Beshert surprised me in the five-pound form of a rescue cat with one eye and a crooked gait. Her predecessor was an alliterative marvel: a calico cat from Calistoga, California, rescued on Halloween by a young man who became alarmed when a man with four kittens in a box told people that the ones he couldn’t give away by dusk were doomed.
The young man plucked one from the box, took it home, and then had a problem with his family’s Doberman. His mom let it live in the garage until I put an ad in Calistoga’s local weekly newspaper, looking to adopt a cat there. (My best friend in San Francisco was having a baby and in solidarity I wanted my offspring to come from California, too.)
I named her Callie. We were besties from the handoff.
Callie lived to age 16. The day I had to put her down, I was heartbroken. And that was even before I realized it was Halloween. If that timing was beshert, I was spooked.
I was in mourning for a year. My grief was deep and it was real. If you’ve lost a beloved pet—a family member—you know what I’m talking about. Thinking about getting another cat seemed disrespectful.
But I was driving my friends crazy, missing my cat. One of them scoped out the rescue cats at a shelter and told me she’d found my perfect new love. I went to take a look.
The cat hated me, loudly, from the get-go. She hissed. She tried to scratch me. Did they have a calmer cat?
The volunteer unlocked one of the enclosures and handed me the smallest adult cat I’d ever seen. She was a scrap of fur; she could have come from a remnant bin. She’d lost an eye to an untreated infection and a fractured hind leg had left her with a limp.
Because she couldn’t jump with her bad leg, I placed her on the top level of a cat condo. Sunshine streamed in from the window above it and warmed her tabby head. She looked golden in the sun. She closed her eyes, bowed her head and purred. For such a little thing, it sounded like a roar. I looked at her and knew: she was my new beshert cat.
I named her Chelsea, after Callie of blessed memory. We’re not sure who rescued whom. She was a ray of sunshine in my life for 12 years. I never thought of her as Jewish or not until cancer took her from me just before the High Holidays this year. Then I decided and said Kaddish.
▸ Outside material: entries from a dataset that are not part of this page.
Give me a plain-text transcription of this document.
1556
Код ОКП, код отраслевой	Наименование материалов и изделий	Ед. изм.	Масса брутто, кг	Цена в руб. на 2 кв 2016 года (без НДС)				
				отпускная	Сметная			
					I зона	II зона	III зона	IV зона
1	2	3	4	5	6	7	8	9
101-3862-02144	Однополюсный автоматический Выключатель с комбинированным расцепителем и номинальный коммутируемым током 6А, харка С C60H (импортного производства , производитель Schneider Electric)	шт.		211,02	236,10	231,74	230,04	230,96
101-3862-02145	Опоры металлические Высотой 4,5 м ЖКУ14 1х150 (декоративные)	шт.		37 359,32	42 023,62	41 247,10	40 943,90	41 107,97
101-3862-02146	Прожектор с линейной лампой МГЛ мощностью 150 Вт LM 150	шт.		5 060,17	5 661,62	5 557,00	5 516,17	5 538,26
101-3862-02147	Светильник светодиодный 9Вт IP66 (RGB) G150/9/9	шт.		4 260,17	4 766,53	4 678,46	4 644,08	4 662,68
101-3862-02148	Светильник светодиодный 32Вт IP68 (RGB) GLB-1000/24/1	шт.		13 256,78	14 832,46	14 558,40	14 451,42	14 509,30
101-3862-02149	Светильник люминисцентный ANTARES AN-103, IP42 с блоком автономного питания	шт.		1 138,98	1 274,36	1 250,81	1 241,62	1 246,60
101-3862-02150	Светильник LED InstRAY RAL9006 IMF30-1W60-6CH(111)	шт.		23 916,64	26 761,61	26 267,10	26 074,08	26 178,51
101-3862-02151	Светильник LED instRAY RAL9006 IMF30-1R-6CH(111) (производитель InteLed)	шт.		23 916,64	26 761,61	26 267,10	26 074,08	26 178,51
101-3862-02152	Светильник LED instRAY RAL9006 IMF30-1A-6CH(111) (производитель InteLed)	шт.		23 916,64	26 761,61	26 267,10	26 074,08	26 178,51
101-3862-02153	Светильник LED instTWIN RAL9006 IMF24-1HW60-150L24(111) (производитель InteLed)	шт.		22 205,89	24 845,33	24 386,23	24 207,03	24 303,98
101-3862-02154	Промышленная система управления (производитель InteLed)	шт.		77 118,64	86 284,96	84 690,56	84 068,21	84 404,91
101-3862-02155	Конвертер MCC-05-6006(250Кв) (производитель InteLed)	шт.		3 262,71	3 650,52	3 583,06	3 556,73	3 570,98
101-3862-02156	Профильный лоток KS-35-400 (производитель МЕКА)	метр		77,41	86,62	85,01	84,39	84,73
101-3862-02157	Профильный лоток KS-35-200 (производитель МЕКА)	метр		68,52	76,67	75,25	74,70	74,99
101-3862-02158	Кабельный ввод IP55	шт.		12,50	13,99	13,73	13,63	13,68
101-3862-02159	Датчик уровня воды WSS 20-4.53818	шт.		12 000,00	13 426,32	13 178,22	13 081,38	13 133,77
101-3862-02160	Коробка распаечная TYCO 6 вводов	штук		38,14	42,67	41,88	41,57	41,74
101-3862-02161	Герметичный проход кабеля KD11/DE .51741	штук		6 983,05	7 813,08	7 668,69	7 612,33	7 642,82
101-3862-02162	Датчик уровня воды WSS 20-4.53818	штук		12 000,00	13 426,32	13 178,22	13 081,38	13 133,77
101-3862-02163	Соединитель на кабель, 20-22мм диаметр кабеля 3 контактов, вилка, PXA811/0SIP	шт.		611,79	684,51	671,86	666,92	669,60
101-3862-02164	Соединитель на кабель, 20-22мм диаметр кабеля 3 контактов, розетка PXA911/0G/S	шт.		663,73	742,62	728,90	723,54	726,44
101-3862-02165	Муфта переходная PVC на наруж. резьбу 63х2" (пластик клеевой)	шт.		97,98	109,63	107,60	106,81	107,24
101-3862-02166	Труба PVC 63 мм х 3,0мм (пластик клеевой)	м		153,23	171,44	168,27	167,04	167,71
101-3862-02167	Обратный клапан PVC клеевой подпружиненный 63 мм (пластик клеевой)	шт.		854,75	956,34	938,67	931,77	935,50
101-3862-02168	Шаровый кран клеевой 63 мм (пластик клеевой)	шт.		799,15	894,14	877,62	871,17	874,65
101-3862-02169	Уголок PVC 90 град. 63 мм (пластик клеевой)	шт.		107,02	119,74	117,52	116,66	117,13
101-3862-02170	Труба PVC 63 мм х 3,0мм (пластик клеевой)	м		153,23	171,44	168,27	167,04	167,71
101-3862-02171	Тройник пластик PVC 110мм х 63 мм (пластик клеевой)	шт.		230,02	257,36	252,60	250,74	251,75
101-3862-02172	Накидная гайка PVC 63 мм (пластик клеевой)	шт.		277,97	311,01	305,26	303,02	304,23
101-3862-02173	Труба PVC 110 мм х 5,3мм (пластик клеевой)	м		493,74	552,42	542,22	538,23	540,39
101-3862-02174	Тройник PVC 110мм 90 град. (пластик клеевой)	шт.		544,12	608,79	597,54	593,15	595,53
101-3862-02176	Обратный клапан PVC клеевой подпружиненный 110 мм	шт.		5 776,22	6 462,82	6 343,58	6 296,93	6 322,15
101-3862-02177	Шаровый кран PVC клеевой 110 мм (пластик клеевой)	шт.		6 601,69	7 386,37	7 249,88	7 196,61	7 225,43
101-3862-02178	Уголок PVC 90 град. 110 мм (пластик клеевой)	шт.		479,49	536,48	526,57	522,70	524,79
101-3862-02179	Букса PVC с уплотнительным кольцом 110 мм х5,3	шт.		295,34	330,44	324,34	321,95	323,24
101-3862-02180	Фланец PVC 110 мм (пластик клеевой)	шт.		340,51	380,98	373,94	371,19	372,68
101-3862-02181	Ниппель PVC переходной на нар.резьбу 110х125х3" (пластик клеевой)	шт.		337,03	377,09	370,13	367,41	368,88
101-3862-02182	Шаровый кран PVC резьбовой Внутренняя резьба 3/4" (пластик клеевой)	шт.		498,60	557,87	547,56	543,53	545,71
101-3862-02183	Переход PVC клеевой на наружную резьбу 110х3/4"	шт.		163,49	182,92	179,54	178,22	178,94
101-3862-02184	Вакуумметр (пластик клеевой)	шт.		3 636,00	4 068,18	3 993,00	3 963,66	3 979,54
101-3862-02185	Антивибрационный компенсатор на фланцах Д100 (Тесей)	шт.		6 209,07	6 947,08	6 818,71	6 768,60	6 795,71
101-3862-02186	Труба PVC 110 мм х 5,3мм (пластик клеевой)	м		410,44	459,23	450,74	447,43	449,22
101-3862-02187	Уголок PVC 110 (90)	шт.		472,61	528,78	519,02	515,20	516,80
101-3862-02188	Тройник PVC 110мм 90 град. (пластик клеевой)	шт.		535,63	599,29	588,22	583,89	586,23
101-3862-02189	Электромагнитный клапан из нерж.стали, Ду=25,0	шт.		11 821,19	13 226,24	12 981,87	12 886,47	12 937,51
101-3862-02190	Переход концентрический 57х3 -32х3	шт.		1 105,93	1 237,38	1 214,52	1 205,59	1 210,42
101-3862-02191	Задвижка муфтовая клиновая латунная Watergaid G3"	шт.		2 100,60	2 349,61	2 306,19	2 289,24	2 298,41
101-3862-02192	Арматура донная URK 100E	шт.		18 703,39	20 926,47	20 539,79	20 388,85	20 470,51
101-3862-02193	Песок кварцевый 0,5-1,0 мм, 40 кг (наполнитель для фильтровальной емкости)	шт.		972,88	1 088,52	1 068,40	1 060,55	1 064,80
Pam Janis is Moment’s Beshert Editor and a speechwriter and ghostwriter.
How I can relate! You sound like a precious pet owner! Cats are my first pet love, until I developed an allergy to them (and horses and some dogs :-(.. then a wonderful cat-like dog, a Whippet named Moxie, came into my life. Really. The Dog Encyclopedia said Whippets were the most cat-like dog and it was true. She was 3 and I had her for 9 & 1/2 beautiful years!
Such a beautiful love story, times two. Callie and Chelsea were very lucky, and very blessed, that you stepped into their lives.